← Home

Real-Time Search Ranking System

Clickstream-Driven Personalization with Distributed Event Pipeline and Caching Layer

PROJECT OVERVIEW

A real-time search ranking system that tracks user click behavior, streams events through Kafka, and re-ranks search results dynamically using a scoring formula that combines click-through rate and recency decay. Results are cached in Redis for low-latency delivery and persisted in PostgreSQL for ranking history.

PROBLEM

Traditional search ranking based purely on click count favors stale popular content indefinitely. Writing ranking updates synchronously on every click creates write amplification at scale.

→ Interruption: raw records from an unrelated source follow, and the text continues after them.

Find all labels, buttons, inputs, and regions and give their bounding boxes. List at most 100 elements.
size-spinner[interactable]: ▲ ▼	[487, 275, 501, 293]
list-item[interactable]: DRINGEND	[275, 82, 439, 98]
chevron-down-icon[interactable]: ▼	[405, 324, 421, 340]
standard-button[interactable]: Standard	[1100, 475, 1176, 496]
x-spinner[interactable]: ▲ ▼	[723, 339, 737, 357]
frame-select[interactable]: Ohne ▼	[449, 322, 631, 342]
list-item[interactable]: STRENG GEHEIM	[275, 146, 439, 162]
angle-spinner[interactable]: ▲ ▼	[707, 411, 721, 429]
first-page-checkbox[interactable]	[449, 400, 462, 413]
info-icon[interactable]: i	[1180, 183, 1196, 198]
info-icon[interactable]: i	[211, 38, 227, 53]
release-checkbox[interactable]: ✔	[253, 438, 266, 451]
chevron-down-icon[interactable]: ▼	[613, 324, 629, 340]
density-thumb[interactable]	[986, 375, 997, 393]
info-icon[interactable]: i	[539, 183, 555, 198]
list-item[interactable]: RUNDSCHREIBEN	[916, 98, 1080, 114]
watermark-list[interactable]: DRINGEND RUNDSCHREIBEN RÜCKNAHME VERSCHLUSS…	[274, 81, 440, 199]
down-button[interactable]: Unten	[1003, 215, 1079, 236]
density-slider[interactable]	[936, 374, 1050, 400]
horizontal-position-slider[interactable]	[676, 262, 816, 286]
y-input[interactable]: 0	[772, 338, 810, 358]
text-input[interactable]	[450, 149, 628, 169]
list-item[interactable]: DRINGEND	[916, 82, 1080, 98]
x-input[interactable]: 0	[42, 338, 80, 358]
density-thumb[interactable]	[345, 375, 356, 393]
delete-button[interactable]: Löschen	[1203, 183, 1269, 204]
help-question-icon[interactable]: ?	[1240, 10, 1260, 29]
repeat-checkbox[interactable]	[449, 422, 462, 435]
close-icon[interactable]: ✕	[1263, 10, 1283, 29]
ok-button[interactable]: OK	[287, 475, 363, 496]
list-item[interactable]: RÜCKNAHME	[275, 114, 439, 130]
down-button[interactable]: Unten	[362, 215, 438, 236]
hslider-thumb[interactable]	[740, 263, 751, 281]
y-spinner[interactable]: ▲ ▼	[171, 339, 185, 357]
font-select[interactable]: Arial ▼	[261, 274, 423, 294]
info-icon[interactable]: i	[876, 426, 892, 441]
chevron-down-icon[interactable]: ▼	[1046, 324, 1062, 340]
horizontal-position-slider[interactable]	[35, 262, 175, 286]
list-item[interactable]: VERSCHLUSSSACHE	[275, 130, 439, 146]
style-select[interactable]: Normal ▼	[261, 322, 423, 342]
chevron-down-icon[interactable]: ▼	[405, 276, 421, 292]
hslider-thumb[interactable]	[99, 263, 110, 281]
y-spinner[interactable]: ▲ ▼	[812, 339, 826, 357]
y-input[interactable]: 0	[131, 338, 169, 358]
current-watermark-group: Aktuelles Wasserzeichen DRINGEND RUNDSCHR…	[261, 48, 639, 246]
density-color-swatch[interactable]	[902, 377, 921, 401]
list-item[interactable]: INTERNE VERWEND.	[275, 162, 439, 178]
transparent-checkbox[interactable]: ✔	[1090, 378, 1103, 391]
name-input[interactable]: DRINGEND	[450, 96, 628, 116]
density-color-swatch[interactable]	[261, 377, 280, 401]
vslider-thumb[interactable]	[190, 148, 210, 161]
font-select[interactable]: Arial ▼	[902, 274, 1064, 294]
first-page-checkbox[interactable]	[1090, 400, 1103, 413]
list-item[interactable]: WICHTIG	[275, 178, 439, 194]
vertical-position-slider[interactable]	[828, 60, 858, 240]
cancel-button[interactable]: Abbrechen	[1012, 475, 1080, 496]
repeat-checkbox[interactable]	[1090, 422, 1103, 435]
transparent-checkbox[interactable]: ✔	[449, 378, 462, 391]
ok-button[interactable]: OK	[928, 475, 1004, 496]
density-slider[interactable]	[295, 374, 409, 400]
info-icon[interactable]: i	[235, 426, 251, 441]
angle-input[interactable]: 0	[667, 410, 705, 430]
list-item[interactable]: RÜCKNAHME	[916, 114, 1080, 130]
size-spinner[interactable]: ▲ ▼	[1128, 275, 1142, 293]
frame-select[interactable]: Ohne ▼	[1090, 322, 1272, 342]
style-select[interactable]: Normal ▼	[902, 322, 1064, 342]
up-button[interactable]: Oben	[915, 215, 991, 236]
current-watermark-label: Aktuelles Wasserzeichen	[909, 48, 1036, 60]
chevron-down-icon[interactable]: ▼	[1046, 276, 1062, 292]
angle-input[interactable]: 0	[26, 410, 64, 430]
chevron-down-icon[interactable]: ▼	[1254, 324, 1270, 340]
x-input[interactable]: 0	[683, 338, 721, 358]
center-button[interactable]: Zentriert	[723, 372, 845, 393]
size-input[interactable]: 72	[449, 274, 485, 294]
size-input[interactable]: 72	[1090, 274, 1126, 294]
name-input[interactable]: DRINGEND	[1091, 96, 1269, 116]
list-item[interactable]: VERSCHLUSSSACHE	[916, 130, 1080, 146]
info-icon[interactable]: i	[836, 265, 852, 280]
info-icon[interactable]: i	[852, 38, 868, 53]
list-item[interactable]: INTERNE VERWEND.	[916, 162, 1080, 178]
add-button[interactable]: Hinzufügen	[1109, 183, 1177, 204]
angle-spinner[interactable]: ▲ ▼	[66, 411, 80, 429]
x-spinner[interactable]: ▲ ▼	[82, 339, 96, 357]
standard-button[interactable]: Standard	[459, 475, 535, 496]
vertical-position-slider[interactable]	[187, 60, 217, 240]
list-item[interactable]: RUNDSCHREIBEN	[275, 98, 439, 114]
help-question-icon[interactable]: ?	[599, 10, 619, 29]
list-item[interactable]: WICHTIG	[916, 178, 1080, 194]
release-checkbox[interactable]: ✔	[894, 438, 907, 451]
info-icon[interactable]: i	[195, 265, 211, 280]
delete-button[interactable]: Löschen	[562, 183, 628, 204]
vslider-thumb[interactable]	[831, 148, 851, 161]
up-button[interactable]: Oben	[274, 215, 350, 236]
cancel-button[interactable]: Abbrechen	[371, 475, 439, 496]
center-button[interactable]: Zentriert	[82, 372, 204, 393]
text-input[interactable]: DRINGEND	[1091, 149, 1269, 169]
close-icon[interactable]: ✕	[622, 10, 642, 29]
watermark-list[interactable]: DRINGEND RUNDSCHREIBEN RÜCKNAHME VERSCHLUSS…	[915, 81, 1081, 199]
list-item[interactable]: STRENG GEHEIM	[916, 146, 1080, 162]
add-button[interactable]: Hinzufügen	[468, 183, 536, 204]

This system decouples click ingestion from ranking computation using an async event pipeline, and applies recency decay to keep results fresh.

CORE GOALS

  • Decouple click tracking from ranking computation using Kafka
  • Apply a recency-weighted scoring formula to prevent stale content domination
  • Cache hot query results in Redis for sub-millisecond delivery
  • Persist ranking history in PostgreSQL with atomic upsert operations
  • Containerize the full infrastructure stack for consistent deployment

EVENT PIPELINE

  • Next.js frontend captures click events and sends them to a REST API
  • API route produces click events to a Kafka topic (click-events) asynchronously
  • Kafka consumer reads events and updates PostgreSQL rankings without blocking the request cycle
  • Redis cache is updated after every ranking change with the latest scored result set

RANKING LOGIC

  • Score combines click count and recency: score = click_count * (1 / (days_since_last_click + 1))
  • Recent clicks carry more weight than older ones of equal count
  • Rankings stored using PostgreSQL upsert with conflict resolution on (result_id, query)
  • Score recalculated atomically on every click event

CACHING LAYER

  • Redis sits in front of PostgreSQL for all search result reads
  • Query string used as cache key storing the full ranked result list as JSON
  • Cache updated automatically by the consumer after every ranking change
  • Falls back to PostgreSQL on cache miss with automatic result return

TECHNICAL ARCHITECTURE

Frontend

Next.js 15, TypeScript

Event Queue

Apache Kafka (KafkaJS)

Cache

Redis (ioredis)

Database

PostgreSQL 15

Infrastructure

Docker Compose

Consumer

Node.js background worker (tsx)